С какой-то стороны мне повезло больше, чем прочим: я – почти по-настоящему удачный эксперимент по воссозданию разума. И не в последнюю очередь потому, что я биологически проще: у меня никогда не было ни полноценного тела, ни периферической нервной системы. С другой стороны, это и стало роковой ошибкой. Как может быть совершенным существом та, кто не чувствует запахов, температуры, текстур, вкуса, боли, не понимает, чего касается, едва контролирует движения? Во мне мало человеческого, но мой человеческий мозг ещё знает, как должно быть. И не имеет этого. Я отрезана от всего чувственного мира, так что в ученики и преемники гожусь в последнюю очередь.
Доктор, надеясь исправить собственные ошибки, постоянно пытался нас лечить. Тестировал медикаменты, заменял части, снова и снова проводил операции, и далеко не каждая заканчивалась успешно. Он не лечил, а калечил. Случались воспаления, некрозы. Ты, должно быть, даже не представляешь, на что похожа гангрена мозга. А Гален знал. Через каждую операцию случался рецидив, и становилось ещё хуже. Всё, что доктор нёс за собой, – боль. Он уверял, что в этот раз точно нашёл решение, но лишь врал, чтобы мы вели себя потише. В этом особняке нас не ждало ничего, кроме страданий. Само наше существование было противоестественным, мы были ошибками, которые просто хотели домой… но дома не имели. И мы понимали, что нас не отпустят. Поэтому мы решились сбежать.
В те дни за нами ещё не было постоянного надзора, нас не пичкали снотворными на ночь, и в отсутствие гостей мы могли ходить по всему дому. Предстояло лишь найти ключ от ворот. Ночами мы обыскивали особняк. На это ушло много времени, месяцы, но тщетно. И мы закономерно решили, что, должно быть, ключ от нашей свободы хранится в единственной вечно запертой комнате – в спальне доктора. Мы вооружились кухонными ножами, забрали с собой кое-какие лекарства и еду и прокрались в каморку Николая, чтобы украсть его связку – там был и ключ к спальне доктора. К сожалению, у Галена случился припадок. Николай проснулся. Так что нам пришлось брать силой.
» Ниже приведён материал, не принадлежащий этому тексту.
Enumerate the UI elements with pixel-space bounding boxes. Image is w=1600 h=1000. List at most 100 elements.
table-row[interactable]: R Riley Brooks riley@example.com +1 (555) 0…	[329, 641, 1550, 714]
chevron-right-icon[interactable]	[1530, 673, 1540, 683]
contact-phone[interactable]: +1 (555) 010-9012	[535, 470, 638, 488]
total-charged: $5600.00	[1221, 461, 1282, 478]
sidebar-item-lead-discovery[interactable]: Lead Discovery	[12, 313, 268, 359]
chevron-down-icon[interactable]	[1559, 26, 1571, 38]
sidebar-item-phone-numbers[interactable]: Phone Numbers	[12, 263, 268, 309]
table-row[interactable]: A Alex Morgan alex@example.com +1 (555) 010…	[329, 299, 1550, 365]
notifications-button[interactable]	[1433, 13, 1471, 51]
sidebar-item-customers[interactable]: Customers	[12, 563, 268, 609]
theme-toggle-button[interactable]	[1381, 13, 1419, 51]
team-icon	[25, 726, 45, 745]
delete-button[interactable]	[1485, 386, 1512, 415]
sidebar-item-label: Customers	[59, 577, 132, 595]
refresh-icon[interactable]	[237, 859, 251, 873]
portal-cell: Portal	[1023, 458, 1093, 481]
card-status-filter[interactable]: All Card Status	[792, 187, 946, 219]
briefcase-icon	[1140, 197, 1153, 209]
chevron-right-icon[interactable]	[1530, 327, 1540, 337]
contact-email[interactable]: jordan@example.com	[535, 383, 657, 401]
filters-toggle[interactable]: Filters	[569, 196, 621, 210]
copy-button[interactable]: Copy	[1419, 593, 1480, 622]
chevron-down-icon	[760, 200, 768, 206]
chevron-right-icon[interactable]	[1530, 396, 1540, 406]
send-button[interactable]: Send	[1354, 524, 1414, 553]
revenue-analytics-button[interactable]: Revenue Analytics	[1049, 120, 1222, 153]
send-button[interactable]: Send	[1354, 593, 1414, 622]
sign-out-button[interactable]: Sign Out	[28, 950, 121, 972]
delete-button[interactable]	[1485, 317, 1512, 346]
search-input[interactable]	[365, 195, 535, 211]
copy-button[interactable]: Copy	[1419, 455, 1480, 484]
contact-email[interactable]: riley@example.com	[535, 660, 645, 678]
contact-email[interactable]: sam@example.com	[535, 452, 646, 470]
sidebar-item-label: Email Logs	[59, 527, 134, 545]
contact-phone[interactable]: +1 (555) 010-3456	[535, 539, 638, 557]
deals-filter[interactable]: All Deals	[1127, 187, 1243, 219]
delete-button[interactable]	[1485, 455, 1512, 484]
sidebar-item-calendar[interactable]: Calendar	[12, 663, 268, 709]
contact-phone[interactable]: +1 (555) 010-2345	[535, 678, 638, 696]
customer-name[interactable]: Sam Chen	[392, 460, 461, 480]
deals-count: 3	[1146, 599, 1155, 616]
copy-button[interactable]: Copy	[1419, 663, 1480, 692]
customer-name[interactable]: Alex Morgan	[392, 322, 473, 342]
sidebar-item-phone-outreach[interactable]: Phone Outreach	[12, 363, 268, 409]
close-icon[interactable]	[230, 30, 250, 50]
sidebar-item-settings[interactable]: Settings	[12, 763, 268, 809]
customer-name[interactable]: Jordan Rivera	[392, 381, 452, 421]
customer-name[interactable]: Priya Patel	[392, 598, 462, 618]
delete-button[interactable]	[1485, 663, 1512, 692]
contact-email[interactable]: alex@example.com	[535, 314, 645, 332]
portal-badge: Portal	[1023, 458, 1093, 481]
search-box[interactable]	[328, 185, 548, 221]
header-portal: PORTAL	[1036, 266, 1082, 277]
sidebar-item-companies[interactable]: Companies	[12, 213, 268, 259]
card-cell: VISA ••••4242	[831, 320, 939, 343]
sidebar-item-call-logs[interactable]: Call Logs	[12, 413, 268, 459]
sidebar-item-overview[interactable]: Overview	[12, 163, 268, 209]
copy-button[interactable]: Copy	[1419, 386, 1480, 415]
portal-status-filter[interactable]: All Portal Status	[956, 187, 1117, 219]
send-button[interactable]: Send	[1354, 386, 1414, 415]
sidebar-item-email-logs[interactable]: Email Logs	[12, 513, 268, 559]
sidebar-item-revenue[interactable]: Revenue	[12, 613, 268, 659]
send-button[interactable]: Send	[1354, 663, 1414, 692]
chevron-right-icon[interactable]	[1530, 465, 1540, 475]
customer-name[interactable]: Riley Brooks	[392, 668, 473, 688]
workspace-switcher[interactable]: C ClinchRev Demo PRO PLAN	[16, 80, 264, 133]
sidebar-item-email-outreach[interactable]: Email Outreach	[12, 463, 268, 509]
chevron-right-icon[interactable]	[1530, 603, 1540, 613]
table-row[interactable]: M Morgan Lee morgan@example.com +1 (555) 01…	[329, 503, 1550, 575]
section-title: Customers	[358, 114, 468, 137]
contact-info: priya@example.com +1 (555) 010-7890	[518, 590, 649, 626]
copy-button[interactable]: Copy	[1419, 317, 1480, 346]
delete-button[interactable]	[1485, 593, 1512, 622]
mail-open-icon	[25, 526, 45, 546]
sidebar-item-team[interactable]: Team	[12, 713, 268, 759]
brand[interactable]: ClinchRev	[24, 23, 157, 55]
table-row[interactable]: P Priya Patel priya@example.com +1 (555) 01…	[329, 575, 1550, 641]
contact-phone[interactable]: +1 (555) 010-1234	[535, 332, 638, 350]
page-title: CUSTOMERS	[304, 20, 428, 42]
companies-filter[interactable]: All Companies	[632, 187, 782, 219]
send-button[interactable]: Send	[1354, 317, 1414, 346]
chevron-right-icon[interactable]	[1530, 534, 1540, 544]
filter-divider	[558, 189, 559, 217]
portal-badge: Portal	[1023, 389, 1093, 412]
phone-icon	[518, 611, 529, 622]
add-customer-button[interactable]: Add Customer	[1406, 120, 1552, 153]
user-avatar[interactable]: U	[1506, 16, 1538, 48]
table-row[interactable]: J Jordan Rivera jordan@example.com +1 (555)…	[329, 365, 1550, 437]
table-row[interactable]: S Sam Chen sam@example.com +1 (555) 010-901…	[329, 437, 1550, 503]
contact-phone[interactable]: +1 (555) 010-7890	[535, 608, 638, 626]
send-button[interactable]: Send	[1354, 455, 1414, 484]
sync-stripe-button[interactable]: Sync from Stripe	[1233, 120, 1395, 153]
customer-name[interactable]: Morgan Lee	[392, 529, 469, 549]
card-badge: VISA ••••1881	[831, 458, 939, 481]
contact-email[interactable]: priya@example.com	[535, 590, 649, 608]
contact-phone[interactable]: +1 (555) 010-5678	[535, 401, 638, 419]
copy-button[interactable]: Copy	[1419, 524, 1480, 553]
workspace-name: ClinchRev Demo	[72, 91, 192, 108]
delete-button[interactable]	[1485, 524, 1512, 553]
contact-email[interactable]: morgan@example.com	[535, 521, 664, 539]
Мы все вчетвером напали на Николая, но он смог вырваться. Тогда он был моложе и проворнее. Он закричал и побежал на второй этаж будить хозяина. Мы едва догнали его в коридоре, попытались заткнуть рот, но не успели. На шум из спальни вышел доктор. Мы не гордимся тем, что сделали потом, но у нас не было выбора. Мы прижали Николая к полу и занесли над ним ножи. Мы пригрозили, что убьём его, если доктор не отдаст нам ключ от ворот… Правда ли мы могли его убить? Я не знаю. Конечно, доктор не хотел давать нам свободы: мы были его крупнейшими вложениями, но он всё же принёс нам ключ. И мы ушли.
Мы поздно поняли, что он нас обманул. Только у самых ворот. Этот ключ ничего не открывал. И вот мы увидели, что кто-то идёт к нам из дома… Я почти не помню этот момент. Но каждая пуля попала в цель.
Мучения моих братьев и сестрички кончились там же. Уже за это я благодарна судьбе. Я одна выжила. Потому что у меня не было настоящего тела и мой череп оказался недостаточно хрупок, чтобы пуля мне навредила.
А потом я оказалась здесь. Обездвиженная и разобранная. Доктор изредка навещает меня, но чаще приходит лишь для того, чтобы взять какую-то часть для дальнейших экспериментов. Мне больше не были нужны ни моторная кора, ни лимбическая система, ни мозжечок, ни теменная доля, ни гипоталамус. И даже части височной доли у меня уже нет. Он постепенно отрезает от меня кусочек за кусочком, чтобы использовать в следующих экспериментах. Потому что это проще, чем доставать новые части. Быть может, и в тебе, шестьдесят четыре, есть часть меня. Но с тех пор доктор изменился. И изменил подход. Он перестал пытаться исправить то, что создал. Он теперь просто усыпляет свои неудачи и начинает сначала.